Não deixa de ser curioso: estou a 50 metros do mar, mas não o vejo, não porque os altos pinheiros me tapem a vista, mas sim porque uma cortina densa de acácias se interpõe entre as linhas do meu olhar e da costa. Com óbvios sinais de já ter sido cortada, a mata densa desta irritante invasora australiana tudo tapa, progredindo agora para dentro do próprio pinhal e nele ocupando tudo o que é espaço livre. Uma verdadeira praga. O chão, por seu lado, encontra-se também coberto de outra infestante, desta vez sul-africana: o ubíquo chorão.

Atravesso o pinhal que, por uma ou duas vezes, é também entrecortado perpendicularmente por estradas de acesso à praia. Já não muito longe do final do pinhal, decido abeirar-me da praia e tentar fazer os últimos quilómetros sobre o areal, para variar um pouco a paisagem.

Péssima opção: na zona onde se pode andar, a areia é relativamente mole e, consultado o telemóvel, verifico que a maré está ainda a subir, o que, considerando o estado geral de agitação marítima, não recomenda que me aproxime mais da zona molhada. Decido voltar para a trilha original, tendo como único resultado desta minha tentativa o acrescento de umas boas centenas de metros ao caminho,  pisados na sempre desagradável areia mole... quem não arrisca, não petisca, é certo, mas, às vezes, não se petisca, mesmo arriscando....

O  termo da looooonga reta que atravessa o pinhal vislumbra-se, por fim. Faço a curva na direção da praia encostado ao muro que resguarda o limite norte do parque de campismo do Furadouro e com ele sigo, mesmo depois de infletir para sul, até que o caminho se abre para um terreiro de onde se vê já a infraestrutura de apoio da Praia do Furadouro, para onde me dirijo.

Tecnicamente o caminho pela costa, para mim, acaba hoje por aqui. Agora, terei que seguir para este, a direito, em direção a Ovar e à sua estação de caminho de ferro, onde apanharei o comboio para o Porto, para iniciar o regresso a casa.

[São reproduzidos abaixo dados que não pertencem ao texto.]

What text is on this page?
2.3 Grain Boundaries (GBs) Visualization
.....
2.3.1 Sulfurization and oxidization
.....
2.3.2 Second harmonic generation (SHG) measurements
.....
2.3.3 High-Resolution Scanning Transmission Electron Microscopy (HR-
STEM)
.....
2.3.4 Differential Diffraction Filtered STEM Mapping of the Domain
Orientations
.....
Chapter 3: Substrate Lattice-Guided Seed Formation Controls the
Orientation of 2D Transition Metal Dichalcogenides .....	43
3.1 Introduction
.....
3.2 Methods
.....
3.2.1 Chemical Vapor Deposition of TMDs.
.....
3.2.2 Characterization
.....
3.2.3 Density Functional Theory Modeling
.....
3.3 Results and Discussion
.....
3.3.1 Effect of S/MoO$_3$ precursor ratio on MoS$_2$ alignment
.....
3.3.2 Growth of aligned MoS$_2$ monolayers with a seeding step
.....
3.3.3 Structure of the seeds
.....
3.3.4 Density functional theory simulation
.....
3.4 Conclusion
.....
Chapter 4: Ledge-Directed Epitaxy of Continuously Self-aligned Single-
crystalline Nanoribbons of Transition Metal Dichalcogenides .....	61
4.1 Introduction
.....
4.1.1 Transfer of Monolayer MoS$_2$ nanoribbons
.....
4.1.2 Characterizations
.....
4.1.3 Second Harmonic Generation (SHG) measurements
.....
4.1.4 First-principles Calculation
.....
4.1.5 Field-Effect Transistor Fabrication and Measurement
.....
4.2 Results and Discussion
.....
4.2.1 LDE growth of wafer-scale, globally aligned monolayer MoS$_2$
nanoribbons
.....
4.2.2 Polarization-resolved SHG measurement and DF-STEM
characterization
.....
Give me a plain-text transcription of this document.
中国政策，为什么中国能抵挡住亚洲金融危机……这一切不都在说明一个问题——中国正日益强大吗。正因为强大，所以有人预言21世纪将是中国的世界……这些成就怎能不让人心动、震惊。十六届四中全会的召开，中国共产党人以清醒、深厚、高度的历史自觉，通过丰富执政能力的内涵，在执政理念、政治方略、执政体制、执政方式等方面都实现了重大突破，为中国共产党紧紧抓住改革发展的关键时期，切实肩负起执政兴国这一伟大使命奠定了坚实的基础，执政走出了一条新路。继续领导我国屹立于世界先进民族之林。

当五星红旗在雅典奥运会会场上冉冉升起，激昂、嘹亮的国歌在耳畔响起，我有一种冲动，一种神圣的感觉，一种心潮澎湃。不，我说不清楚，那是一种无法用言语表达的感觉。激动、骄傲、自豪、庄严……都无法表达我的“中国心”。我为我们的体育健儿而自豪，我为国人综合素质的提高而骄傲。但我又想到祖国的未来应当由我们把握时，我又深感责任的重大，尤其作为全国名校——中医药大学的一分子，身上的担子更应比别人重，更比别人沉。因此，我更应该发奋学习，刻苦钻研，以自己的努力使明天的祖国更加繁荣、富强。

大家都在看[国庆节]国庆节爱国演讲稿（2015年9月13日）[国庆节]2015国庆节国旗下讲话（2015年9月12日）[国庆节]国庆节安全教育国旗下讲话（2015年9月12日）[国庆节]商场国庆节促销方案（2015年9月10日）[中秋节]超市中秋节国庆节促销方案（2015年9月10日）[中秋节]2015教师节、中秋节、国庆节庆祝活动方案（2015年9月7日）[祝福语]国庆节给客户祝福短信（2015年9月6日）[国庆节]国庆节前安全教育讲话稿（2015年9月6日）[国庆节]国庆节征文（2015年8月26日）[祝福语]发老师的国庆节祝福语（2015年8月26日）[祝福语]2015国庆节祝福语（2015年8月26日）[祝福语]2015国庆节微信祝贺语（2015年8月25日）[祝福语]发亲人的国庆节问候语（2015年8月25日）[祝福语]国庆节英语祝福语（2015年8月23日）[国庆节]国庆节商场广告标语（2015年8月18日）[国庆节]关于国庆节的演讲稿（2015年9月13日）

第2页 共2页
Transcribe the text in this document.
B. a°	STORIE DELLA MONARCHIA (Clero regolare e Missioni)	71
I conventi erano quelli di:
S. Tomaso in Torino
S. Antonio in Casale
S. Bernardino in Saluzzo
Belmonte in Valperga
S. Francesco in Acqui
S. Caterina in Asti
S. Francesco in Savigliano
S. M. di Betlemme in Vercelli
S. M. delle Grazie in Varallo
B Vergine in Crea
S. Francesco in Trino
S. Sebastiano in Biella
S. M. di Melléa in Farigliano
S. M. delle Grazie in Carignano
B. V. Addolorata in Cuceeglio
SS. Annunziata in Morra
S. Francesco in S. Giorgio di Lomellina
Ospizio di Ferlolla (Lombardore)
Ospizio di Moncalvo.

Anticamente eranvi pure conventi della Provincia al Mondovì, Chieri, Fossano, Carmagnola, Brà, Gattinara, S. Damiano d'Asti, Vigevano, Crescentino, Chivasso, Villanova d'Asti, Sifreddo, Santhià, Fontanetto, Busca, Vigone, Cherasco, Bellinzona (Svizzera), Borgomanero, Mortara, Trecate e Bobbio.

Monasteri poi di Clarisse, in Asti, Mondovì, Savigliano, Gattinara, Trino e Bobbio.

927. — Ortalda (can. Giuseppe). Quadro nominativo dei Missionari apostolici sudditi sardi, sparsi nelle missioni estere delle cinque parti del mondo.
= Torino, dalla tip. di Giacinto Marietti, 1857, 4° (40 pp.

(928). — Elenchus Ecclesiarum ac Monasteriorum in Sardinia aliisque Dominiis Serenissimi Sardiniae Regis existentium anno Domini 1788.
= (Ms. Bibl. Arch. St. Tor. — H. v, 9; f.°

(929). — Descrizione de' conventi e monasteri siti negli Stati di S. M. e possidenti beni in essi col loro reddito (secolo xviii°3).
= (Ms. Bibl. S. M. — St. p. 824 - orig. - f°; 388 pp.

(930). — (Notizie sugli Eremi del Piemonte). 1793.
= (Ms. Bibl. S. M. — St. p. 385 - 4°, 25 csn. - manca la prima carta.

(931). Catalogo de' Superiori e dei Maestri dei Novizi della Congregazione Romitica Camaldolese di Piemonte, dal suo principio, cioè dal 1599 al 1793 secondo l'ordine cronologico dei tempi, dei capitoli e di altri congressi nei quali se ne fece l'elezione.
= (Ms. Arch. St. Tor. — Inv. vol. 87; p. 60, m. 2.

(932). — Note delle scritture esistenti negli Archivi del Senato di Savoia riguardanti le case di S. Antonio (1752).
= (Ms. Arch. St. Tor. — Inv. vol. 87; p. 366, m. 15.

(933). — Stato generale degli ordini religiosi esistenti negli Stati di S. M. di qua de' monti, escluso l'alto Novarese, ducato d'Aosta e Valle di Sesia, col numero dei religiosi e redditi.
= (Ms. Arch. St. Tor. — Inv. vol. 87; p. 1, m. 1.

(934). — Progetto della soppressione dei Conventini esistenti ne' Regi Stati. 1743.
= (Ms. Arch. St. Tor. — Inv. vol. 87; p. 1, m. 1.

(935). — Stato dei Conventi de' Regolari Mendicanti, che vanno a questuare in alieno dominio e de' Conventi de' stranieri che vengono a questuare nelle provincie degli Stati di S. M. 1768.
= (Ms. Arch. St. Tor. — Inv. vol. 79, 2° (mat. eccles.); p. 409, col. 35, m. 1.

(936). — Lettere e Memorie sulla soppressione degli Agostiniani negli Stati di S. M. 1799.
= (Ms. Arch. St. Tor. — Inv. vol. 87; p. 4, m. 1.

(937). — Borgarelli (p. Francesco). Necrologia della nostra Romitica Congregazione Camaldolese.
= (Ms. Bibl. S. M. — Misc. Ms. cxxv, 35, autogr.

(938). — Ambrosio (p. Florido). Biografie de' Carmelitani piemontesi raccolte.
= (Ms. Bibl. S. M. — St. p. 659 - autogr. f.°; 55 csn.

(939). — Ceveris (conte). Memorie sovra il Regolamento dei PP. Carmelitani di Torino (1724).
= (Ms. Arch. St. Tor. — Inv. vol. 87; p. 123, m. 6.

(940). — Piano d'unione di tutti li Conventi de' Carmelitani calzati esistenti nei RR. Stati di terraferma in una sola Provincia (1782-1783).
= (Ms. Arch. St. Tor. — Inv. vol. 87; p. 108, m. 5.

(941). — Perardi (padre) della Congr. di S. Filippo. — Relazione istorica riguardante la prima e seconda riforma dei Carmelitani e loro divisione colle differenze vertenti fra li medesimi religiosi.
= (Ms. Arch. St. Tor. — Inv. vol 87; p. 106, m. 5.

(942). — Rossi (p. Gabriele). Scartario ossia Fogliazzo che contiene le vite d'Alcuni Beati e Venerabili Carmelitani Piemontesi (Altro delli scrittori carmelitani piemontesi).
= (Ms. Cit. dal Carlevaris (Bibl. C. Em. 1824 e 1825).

Um posto de informação turística é a oportunidade para acrescentar mais um carimbo no meu caderno de viagem e, um pouco mais à frente, aproveito para me sentar um pouco num café para me consolar com uma boa chávena do dito e uma garrafa de água, que bebo de uma assentada, sedento e acalorado por dentro que estava.

Retomo o caminho pela longa reta entrecortada por uma ou outra rotunda que me levará a Ovar. Pelo meio, paro numa grande frutaria onde compro uma magnífica e sumarenta laranja, com que me delicio enquanto avanço no passeio de uma estrada bordejada a moradias de ambos os lados.

Por fim entro em Ovar, a cidade que me recorda  o carnaval na televisão, ilustrado com grandes planos das mocinhas com a pele eriçada de frio enquanto o chuvisco ou mesmo a chuva forte e um frio de rachar abençoam a tão portuguesa e tropical escola de samba, aprumada anualmente para o desfile "faça chuva ou faça sol".

Aqui e ali algumas casas com bonitos revestimentos de azulejo resistem ainda mas, confesso, sinto-me já um pouco cansado, com os pés bastante doridos em razão da (má) opção de calçado (afinal nem sequer choveu...) e apenas olho com mais curiosidade o que se me atravessa de frente. Terei de aqui voltar para retomar  a marcha do Furadouro para sul, por isso, talvez nessa altura visite Ovar com mais calma.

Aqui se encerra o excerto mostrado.